Karen Crawford

BIO

Karen Crawford grew up in the vibrant neighborhood of Spanish Harlem in New York City. She currently lives in Los Angeles, where she makes a living designing movie posters with her husband. She has won an honorable mention on Short Fiction Break and writes to exorcise those pesky demons around her and within her. You can follow her creative inspiration on Twitter: https://twitter.com/kcrawford_

Home is a Four Letter Word

Home…

The concrete sidewalk sizzles as light rain hits the pavement and evaporates with a slow and steady hiss. The smell of steamy asphalt and oppressive hot air assaults my nose and stings my eyes as I walk down Second Avenue.

That smell.

It’s like air freshener trying to cover up the stench of an apartment whose windows have not been opened in a very long time. It’s a smell that only belongs here, in this city I used to call home.

It takes me back, and I am seven again, peeking outside our bedroom door with my sister, Frances. Holding hands. Holding our breath, as the battle rages in the living room.

He’s angry. She’s crying. We’re shaking.

She throws plates against the wall. He throws clothes into a suitcase.

She screams ‘get out.’ We whisper ‘don’t go.’

He looks back before he leaves, with eyes darkened by shame, clouded with regret and then a flickering glint of sunshine with the promise of his freedom. We hear quiet sobs through paper-thin walls, and we climb into her bed as salty tears cement our bond.

“Shit.” A lump is forming in my throat.

I sit down on a bench in front of the building where I lived as a young girl. A small step up from the projects, I look around at the congregation of buildings covered in yellowed pink bricks. They look tired and worn. Haunted by grime and time.

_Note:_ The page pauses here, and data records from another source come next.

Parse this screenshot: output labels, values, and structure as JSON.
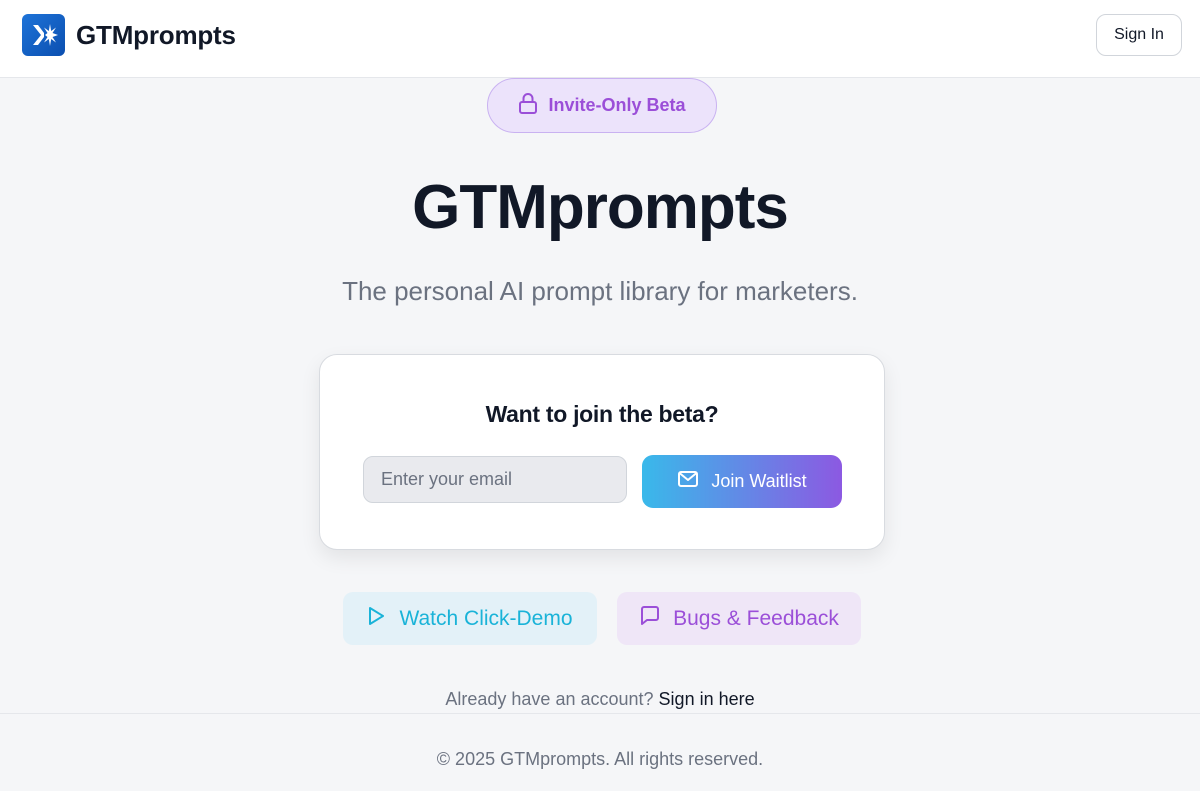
{
  "header": {
    "brand": "GTMprompts",
    "sign_in_label": "Sign In"
  },
  "badge": {
    "label": "Invite-Only Beta"
  },
  "hero": {
    "title": "GTMprompts",
    "tagline": "The personal AI prompt library for marketers."
  },
  "waitlist_card": {
    "title": "Want to join the beta?",
    "email_placeholder": "Enter your email",
    "email_value": "",
    "button_label": "Join Waitlist"
  },
  "actions": {
    "demo_label": "Watch Click-Demo",
    "feedback_label": "Bugs & Feedback"
  },
  "signin_prompt": {
    "text": "Already have an account?",
    "link": "Sign in here"
  },
  "footer": {
    "copyright": "© 2025 GTMprompts. All rights reserved."
  },
  "icons": {
    "logo": "spark-logo-icon",
    "badge": "lock-icon",
    "join": "mail-icon",
    "demo": "play-icon",
    "feedback": "message-square-icon"
  },
  "colors": {
    "brand_blue": "#1e73d8",
    "accent_purple": "#9b4fd8",
    "accent_cyan": "#1ab3d8",
    "gradient_start": "#39b9ea",
    "gradient_end": "#8c59e2"
  }
}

I hated living here. He left us. Left us in a shithole of loss and fear.

The rain starts pelting me with little wet bullets, and I dash across the street. My sneakers squish through murky puddles, while brakes squeal and horns blare. I slow down when I hear the beeping of sirens and the urgent screeching of tires.

Those sounds.

They stop me in my tracks. The police have a young black kid on the ground. Spread-eagled like a science project. They’re holding his legs. I’m holding my breath. The beeping of sirens, it takes me back, and I am 10 again, clutching my mother’s hand.

It’s a peaceful protest in the hood.

Until it’s not and batons are swinging.

There are broken legs and bloody faces.

With screaming and crying, and lots and lots of running.

I clutch my mother’s hand as we fly past crimson footprints. They look like violent Rorschach art blotted onto protest signs strewn about the street.

Fear. I can feel it dripping down my back.

Onlookers whip out their phones to record the officer as he yanks the kid to his feet. I can see their eyes shooting daggers.

Those looks.

I remember them well. They show me I’m not welcome here. My skin isn’t dark enough. I want to scream that I’m not the enemy, this is where I grew up. Instead, I hold my breath. Eye daggers. They take me back, and now I’m 13 again and standing in the doorway of the cafeteria.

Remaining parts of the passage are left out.